以前はシュプリームのデザインディレクターとして活躍し、2015年に自身のブランド、ノアのショップを立ち上げたブレンドン・バベンジンさん。ニューヨーク、ロンドンに続く旗艦店を原宿にオープンさせ、トレンドに左右されないベーシックアイテムを展開。
そのほとんどは、サステイナブルを意識して作られているのだ。なぜ、ストリート出身の彼がサステイナブルに目覚めたのだろうか?
「ノアはまだサステイナブルなブランドと呼べるほどじゃないよ」
元シュプリームという経歴で語られることが多い、ブレンドン・バベンジンさん。ストリートファッションにおいて不動の地位を確立したブランドで、華々しく活躍してきた男が、次なるステージで意識しているというのが、サステイナブルなものづくりだというから意外だ。
「周囲からは独立後も似たようなものづくりをしていくと思われていたよ。
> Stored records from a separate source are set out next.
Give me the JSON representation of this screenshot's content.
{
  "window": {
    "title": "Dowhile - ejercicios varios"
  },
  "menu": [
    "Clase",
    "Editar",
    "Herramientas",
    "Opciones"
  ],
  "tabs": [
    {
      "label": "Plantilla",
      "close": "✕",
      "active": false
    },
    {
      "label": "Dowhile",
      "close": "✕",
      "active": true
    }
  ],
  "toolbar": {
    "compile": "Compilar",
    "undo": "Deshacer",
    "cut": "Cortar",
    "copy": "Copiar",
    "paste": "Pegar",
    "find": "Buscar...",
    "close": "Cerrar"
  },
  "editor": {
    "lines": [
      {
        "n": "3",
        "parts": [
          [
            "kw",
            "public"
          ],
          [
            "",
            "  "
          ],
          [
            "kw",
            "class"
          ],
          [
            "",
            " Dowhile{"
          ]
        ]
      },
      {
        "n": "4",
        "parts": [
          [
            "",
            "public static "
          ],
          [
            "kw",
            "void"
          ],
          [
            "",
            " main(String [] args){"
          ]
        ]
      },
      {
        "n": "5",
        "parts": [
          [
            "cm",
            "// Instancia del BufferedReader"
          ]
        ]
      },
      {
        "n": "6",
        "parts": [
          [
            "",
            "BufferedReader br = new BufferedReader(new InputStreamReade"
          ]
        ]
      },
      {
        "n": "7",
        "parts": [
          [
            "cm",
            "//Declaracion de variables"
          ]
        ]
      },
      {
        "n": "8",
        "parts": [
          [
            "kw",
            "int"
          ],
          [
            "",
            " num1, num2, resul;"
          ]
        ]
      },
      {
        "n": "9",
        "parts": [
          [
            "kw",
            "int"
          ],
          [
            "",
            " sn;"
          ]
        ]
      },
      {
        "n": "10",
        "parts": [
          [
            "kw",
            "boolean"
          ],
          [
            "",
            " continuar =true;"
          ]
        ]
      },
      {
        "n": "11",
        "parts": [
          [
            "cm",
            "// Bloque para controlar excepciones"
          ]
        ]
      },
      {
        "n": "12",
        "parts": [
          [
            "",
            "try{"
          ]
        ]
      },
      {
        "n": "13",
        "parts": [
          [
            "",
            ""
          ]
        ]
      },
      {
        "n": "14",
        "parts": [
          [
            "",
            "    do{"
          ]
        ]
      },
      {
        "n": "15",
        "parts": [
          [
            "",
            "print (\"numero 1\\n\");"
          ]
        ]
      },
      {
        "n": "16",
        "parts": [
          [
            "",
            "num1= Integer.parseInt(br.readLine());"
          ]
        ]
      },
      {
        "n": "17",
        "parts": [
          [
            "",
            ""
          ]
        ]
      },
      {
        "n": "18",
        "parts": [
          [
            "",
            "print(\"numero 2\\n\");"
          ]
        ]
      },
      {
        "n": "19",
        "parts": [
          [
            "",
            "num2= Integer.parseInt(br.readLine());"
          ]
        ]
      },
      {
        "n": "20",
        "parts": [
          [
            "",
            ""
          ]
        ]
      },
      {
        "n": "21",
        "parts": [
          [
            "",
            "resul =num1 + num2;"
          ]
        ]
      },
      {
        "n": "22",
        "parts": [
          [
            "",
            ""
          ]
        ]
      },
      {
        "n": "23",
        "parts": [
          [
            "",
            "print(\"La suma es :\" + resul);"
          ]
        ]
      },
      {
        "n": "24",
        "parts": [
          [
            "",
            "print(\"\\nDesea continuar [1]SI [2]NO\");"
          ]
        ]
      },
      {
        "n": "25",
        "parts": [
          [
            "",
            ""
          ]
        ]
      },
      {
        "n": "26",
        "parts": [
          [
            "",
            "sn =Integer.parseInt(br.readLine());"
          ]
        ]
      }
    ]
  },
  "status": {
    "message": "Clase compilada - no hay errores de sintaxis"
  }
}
25年もの長い間ストリートブランドに関わってきたのだから、それは仕方がないよね。格好いい服であることは大前提だけど、今僕がやりたいことはトレンドの最先端を行くことじゃない。あくまでベーシックでグッドクオリティであることが最重要事項。原価を低く抑えて高く売るという、従来のやり方から抜け出したことは確かだよ。
僕にとってノアというブランドは自分自身でもある。だから責任あるビジネスをしなくてはならないし、さまざまな社会問題に対して真摯に向き合っていくことが、結果的に自分の人生を豊かにしてくれるということを信じているからね。でも、まだまだ発展途上の段階。自分たちはまだ“サステイナブルなブランドではない”と言い続けているのはそういうことなんだ」。
人目を引くロゴやグラフィックを求めるストリートファッションのファンにとって、サステイナブルであることに、関心を持ってもらうことができるかどうかに心配はないのか。
「買う側の意識が変わらない限り、似たような服を安く売る他のブランドを選ぶだろうね。だとするなら、自分が立ち上がって、今より少しでもマシな選択肢があることを、ノアを通じて訴えたいんだ。生産については、アイテムによってベストな素材と工場を吟味して、適正な工賃で取引している。
スウェットやカットソーはカナダ、ジャケットやコートはイタリア、デニムについてはアメリカの工場を選んでいる。いずれにしても、その工場でしかできないことを重視して、最もクオリティの高い商品開発を目指しているからね。
それから、廃棄物から生まれたリサイクルコットン100%のTシャツもメイド・イン・USA。こうした生産背景やコストについて発信し、まずは買い手に知ってもらうことが大事。そして、僕たちのこだわりを理解してくれる人と手をつないで、より良いプロダクトを作り続け、ブランドとして成長させていくことが僕のミッションなんだ」。